Entirely contained within the borders of the state, the Humboldt River rises in the Ruby Mountains of northeastern Nevada, winding and meandering 280 miles in a southwesterly direction until it is eventually swallowed by the desert. It drains most of the northern third of Nevada with tributaries covering more than 600 miles on the ground. A spot of fertility surrounded by miles of emptiness, Lovelock Valley soil along the Humboldt is rich and productive, though saline.
This desert anomaly is a mixture of sand, clay and highly organic soil. Framing project lands are the West Humboldt and Stillwater ranges to the east and the Trinity and Hot Springs Mountains to the west, the landscape of the lower river valley gently slopes from north to south, but it is almost flat in the lower reaches of the district.
History
Irrigation of the lands in the project area began in 1862. Because of the erratic natural flow, a full-season water supply without storage facilities was dependable for only a small portion of the 40,000 acres of irrigable land. During cycles of wet years, larger areas produced crops, but during dry cycles there were crop failures. Demands on the Humboldt River grew as the population increased from the 1880s to the 1920s.
In 1884, during a flood season, the Oneida dam, an earthen bulwark across the lower Humboldt backed-up water into valley, destroying acres of alfalfa fields. Farmers and ranchers donned masks and dynamited the dam to reclaim the flooded land.
In 1902, officials of the new United States Reclamation Service (USRS), informed settlers of Lake Tahoe, Carson and Truckee River valleys, Carson and Humboldt Sinks and the Lovelock Valley they would soon benefit in a mammoth irrigation project covering 400,000 acres. After further study, Reclamation officials found they had overestimated the output of the Humboldt and underestimated the amount needed to irrigate vast amounts of desert acreage.

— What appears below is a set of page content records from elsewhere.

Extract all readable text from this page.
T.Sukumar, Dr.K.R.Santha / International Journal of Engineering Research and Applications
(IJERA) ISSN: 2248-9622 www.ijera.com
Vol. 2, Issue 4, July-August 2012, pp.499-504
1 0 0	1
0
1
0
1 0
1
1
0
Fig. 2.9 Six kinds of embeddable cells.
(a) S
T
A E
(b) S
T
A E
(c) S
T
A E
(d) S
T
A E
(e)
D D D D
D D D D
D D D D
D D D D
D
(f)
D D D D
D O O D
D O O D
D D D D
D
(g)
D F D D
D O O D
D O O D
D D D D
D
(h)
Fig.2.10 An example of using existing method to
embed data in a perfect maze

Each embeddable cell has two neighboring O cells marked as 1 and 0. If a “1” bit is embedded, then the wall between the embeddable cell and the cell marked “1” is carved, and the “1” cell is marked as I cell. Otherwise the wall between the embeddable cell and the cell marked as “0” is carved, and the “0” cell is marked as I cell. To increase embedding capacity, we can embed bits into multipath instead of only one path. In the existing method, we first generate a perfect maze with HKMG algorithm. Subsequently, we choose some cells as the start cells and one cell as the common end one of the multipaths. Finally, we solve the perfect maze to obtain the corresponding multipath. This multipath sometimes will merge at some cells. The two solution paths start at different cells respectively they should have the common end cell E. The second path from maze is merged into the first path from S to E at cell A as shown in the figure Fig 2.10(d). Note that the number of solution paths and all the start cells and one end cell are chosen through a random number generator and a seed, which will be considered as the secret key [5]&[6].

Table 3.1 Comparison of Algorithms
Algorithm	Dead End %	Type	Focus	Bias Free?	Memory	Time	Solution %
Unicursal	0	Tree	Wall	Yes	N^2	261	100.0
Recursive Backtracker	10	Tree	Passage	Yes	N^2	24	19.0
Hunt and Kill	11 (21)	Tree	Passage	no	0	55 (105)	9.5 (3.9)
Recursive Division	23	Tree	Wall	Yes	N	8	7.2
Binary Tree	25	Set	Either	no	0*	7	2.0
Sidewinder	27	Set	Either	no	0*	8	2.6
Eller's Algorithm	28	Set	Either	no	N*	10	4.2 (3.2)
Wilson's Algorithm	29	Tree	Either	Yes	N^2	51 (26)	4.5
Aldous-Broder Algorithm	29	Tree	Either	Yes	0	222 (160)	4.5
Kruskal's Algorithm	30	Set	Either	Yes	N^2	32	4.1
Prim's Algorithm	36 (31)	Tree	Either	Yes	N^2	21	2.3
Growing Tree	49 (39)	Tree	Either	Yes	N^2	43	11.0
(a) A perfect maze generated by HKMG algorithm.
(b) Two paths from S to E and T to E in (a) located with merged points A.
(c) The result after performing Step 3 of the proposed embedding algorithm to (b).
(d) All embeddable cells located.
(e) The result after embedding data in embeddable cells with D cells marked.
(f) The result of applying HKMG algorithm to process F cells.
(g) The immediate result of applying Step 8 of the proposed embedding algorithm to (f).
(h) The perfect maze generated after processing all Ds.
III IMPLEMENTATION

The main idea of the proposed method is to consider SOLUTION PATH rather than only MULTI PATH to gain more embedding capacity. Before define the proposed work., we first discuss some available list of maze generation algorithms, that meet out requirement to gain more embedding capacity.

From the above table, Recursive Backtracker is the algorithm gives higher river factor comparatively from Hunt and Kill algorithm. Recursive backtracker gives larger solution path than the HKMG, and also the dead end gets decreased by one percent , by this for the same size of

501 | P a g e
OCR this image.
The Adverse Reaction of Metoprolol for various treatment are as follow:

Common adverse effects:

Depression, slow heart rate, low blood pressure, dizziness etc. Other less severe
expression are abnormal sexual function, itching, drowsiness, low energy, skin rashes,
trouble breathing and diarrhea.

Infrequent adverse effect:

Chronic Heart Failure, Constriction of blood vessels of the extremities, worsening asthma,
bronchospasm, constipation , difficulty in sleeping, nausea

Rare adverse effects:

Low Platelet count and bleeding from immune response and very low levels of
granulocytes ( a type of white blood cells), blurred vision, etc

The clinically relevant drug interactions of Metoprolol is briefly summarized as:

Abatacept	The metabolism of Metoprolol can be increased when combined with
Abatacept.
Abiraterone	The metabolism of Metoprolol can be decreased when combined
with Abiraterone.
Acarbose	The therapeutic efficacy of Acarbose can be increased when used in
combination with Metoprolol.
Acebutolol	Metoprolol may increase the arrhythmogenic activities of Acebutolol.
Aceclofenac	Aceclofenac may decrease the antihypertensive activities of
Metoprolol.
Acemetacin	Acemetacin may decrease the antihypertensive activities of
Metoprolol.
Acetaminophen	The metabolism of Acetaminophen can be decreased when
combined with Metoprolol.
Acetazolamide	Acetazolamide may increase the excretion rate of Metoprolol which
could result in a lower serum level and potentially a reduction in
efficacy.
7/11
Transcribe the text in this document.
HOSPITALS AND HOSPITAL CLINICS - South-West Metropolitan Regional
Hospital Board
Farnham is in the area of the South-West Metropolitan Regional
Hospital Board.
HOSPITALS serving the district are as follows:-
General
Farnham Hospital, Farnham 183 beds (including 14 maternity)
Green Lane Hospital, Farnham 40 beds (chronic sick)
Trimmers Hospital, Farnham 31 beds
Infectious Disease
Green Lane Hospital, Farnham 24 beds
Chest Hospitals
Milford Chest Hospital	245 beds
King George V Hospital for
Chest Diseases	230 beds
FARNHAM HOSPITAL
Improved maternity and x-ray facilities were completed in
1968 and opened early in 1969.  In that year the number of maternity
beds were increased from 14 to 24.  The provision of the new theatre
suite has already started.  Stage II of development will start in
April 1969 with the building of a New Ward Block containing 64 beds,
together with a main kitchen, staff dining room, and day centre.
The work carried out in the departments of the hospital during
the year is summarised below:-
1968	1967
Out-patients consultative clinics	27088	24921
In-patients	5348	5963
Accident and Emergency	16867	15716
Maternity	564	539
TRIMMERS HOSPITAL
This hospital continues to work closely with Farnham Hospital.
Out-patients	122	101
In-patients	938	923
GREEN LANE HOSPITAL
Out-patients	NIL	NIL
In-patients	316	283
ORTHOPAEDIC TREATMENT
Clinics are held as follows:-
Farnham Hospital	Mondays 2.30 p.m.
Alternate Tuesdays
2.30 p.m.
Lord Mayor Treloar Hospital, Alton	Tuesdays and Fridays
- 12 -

The eventual project, the Truckee-Carson would service Reno, Fallon and Carson City, shutting out the people of the lower Humboldt. The first attempt to provide storage facilities was started by the Humboldt-Lovelock Light & Power Co. which, in 1911, filed an application for 57,000 acre-feet of floodwater from the Humboldt River. This company built the two Pitt-Taylor Reservoirs. Storage in these reservoirs has been limited because of high evaporation and inferior quality water. Designed to hold 49,000 acre-feet, Pitt-Taylor now safely stores 35,000 acre-feet. The Pershing County Water Conservation District purchased the water rights in these reservoirs in 1945, and uses the present storage in conjunction with Rye Patch Reservoir.
Construction
The Rye Patch Dam’s design has three major structural features, an embankment, outlet and spillway. The full reservoir is 21 miles long from Rye Patch Dam north to the Callahan Bridge, near the town of Imlay.
The finished earthfill, rockfaced structure stood 71 feet high and its crest was 800 feet long. The 10,820 acre lake holds 190,000 acre-feet of water. The outlet works can release 1,000 cubic feet per second (cfs) and its spillways can discharge 20,000 cfs. The foundation is a mixture of clay, sand and fine gravel. A total of 322,900 cubic yards of compacted earthfill covered by 9,800 cubic yards of gravel and 36,200 cubic yards of rockfill and riprap forms the Rye Patch Dam.
In 1935 and 1936, to project engineers it was important how much earth would go into the dam, but for everyone else whose futures were part of Rye Patch, it was more pivotal how many people could be put to work and how much hope could be squeezed out of a paycheck or a harvest. Rye Patch Dam was a people's project, and laborers of all types profited from its development.
Plan
The Humboldt Project provides for storage at Rye Patch Dam, acquisition of lands and water rights upstream in the Battle Mountain area for supplementing the water supply for project lands, and utilization of the Pitt-Taylor Reservoirs.
The plan is designed to provide seasonal and long-term regulation of the Humboldt River and to increase the amount of water available.